Inwiefern unterscheiden sich denn nun die Lebenswelten von türkischen und deutschen Frauen gleichen Alters? Und kann man so eine Frage überhaupt stellen?
Eigentlich mag ich solche Überlegungen nicht, denn dann muss ich Verallgemeinerungen treffen. Ich habe das Buch geschrieben, um das nicht zu tun. Ich hoffe, dass man bei der Lektüre des Buchs erkennt, dass es sich um Individuen handelt. Dass man bei Ihnen Ähnlichkeiten erkennt oder in ihnen etwas sieht und findet, was man noch nicht kannte.
Warum erfahren diese unterschiedlichen Lebenswelten nicht die erwünschte Resonanz bei den Medien, wieso werden sie nicht in der Öffentlichkeit wahrgenommen?
Das ist wirklich ein Problem. Medien haben ja ein Interesse an schlechten Nachrichten, an dem funktionellen Alltag weniger. Es gibt zwar Sendeplätze, wo man auch etwas anderes sieht, aber die sind rar. Das ist das eine. Aber auch Medienbilder verfestigen sich. Man braucht das Kopftuch, den Unterschied, in den Bildern. Es ist aber nicht eine Frage der Medien. Ich glaube, dass Deutsche und Türken manchmal erschreckend wenig voneinander wissen. Und das kommt davon, dass sie das Zusammenleben noch nicht ganz hinbekommen.
Ein "Kampf der Kulturen" spiegelt sich in Ihren deutsch-türkischen Lebensgeschichten aber nicht wider...

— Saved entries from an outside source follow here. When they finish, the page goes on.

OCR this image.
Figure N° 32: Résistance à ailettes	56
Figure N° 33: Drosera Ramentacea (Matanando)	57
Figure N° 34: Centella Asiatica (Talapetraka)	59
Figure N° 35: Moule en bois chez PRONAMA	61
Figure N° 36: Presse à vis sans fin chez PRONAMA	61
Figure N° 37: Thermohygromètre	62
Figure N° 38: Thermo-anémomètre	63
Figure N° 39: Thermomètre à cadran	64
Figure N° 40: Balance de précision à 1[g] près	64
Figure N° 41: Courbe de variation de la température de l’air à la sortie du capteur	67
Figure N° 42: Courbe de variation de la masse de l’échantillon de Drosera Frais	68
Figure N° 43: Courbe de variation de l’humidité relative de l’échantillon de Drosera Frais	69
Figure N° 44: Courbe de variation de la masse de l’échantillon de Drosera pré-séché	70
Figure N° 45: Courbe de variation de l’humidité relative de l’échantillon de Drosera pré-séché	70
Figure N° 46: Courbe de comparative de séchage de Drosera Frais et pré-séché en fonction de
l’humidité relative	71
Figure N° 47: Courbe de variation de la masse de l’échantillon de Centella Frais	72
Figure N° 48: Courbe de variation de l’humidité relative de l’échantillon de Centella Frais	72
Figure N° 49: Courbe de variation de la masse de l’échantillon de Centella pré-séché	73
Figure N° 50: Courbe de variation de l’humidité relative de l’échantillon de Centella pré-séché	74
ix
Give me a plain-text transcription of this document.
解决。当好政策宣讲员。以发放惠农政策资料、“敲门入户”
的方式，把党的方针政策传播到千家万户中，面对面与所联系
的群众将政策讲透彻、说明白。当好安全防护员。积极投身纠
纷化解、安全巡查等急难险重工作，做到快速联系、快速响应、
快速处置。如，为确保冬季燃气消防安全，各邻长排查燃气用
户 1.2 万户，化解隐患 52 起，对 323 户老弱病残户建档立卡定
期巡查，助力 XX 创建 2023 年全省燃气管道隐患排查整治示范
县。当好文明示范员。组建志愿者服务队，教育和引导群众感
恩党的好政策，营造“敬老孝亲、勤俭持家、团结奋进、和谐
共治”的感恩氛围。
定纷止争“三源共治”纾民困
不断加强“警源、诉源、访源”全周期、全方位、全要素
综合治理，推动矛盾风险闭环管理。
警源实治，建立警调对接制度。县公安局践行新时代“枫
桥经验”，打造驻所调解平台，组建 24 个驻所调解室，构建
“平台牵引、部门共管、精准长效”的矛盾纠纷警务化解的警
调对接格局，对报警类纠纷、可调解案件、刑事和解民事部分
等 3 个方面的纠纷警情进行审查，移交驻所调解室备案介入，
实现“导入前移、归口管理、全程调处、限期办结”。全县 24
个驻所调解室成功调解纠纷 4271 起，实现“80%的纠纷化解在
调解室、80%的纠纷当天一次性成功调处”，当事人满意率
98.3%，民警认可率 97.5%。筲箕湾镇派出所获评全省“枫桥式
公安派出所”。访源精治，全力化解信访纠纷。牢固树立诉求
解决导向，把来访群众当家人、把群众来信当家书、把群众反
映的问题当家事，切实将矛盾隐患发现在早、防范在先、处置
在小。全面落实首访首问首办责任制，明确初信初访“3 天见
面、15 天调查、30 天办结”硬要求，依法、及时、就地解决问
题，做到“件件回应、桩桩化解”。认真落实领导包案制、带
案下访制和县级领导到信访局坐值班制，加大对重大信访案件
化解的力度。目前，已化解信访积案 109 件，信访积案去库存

2006 werden unglaublich viele Themen wie der Afghane, der zum Christentum konvertiert ist und dem nun in Afghanistan der Tod drohte, oder der Schulhofstreit in eine Schublade eingesteckt, die mit dem Etikett Kulturkampf versehen wird. Es wird ja auch alles unter dem Überbegriff Islam gefasst. Ich finde, dass es in den letzten Monaten extremer geworden ist. Politiker streiten sich über Integration und mir ist noch nicht klar, warum. Was wird da wirklich debattiert und verhandelt?
Hilal Sezgin, geboren 1970 in Frankfurt, hat die deutsche und die türkische Staatsangehörigkeit. Sie hat Philosophie, Soziologie und Germanistik studiert und arbeitet heute als Redakteurin bei der "Frankfurter Rundschau". "Der Tod des Maßschneiders" war ihr erster Roman. Im Juni 2005 erhielt sie den Nachwuchspreis des Journalistinnenbundes.
"Typisch Türkin. Porträt einer neuen Generation". Herder Verlag 2006. 12,90 Euro.